Yesterday I woke up with 120 pages of an unfinished screenplay. I met a friend for breakfast, and then parked myself at the Central Library in front of a big window looking out onto the duck pond. And by noon I had written five pages, typed those transcendent words: “FADE OUT”, and had a draft of 125 pages.

However, since the day wasn’t over yet, I decided to put off circulating the draft in order to say if I could ratchet that page count back with a comb through the script. This took several horus in and around packing and prepping for the trip, but it was well worth it – and at 9pm I was able to circulate a “finished” first draft of 120 pages to the director and a couple of trusted readers. I like the symmetry of that.

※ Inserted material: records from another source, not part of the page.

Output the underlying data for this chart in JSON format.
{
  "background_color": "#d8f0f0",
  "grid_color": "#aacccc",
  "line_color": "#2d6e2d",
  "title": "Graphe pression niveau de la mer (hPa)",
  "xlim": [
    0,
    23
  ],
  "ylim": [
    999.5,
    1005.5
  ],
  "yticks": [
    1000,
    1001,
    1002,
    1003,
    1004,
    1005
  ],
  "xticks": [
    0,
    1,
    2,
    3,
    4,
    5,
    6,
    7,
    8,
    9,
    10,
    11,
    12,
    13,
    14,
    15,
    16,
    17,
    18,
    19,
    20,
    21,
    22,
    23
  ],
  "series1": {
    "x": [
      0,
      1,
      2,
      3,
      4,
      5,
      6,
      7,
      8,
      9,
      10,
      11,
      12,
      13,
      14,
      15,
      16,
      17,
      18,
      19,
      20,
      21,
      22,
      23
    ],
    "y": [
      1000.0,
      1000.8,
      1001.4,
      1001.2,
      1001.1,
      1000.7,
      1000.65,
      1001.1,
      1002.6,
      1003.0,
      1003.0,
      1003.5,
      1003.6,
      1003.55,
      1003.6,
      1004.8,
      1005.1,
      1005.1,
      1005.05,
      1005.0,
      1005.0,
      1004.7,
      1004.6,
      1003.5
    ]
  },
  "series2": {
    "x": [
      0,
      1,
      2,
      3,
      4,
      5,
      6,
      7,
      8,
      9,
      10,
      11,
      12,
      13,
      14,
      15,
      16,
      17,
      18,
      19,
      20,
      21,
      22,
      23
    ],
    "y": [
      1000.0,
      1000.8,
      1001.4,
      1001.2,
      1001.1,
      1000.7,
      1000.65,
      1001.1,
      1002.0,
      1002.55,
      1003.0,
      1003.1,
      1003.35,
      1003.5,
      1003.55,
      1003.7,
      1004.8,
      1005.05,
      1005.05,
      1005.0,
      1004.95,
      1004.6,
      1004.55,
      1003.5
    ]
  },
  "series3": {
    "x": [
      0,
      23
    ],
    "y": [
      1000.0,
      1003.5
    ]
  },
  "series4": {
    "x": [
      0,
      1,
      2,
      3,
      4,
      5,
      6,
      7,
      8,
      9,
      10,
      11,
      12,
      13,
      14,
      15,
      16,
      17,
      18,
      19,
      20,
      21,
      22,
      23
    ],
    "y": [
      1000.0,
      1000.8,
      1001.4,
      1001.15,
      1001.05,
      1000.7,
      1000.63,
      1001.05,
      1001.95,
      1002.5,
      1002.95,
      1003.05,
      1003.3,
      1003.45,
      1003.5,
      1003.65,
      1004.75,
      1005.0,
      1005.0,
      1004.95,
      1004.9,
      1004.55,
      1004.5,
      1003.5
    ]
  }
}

120 is sort of a talismanic number in Hollywood. If your page count is above that people get as nervous as if you start saying “Candyman” into a mirror. It’s not as if it’s a guarantee your movie will end up bloated or bad at 121, it’s just that they start worrying about the worry it will trigger in others until it becomes self-fulfilling prophecy. While every reader fancies that THEY will judge something purely on its merits, they always believe that the next reader in the chain wll just look at the page count and the cloud of negativity will doom the content.

I’m sitting in the 13th row of this airplane I’ll be boarding, so I obviously give less of a damn about such things; I just wanted to get the story on paper. However, I do want to make money, so I’m glad we’re at least at 120. 115 would be even better, since while 120 itself is not outright terrifying, its position at the upper limit of acceptable is at least partially-alarming by proximity. I know all this sounds ridiculously stupid, but so much of the game out here is about confidence.

I am confident we can wrench it down further. Even after my comb-through, first drafts tend to contain redundancies, over-describing, all sorts of things. And I went into a lot of detail with all the action sequences, something that will be less necessary on the page as the action-minded director and I start working them out.

So 115 may be in the future; or even less. But that’s a worry for another day, and so much smaller a worry than putting something on a blank page. Once again, that process is finished. I have written another script. And as I prepare to travel, visit loved ones in a loved city, I can move it off the top spot on my writing “To Do” list.

Of course I’ll be writing on my holiday. I’ll be eating and sleeping, won’t I?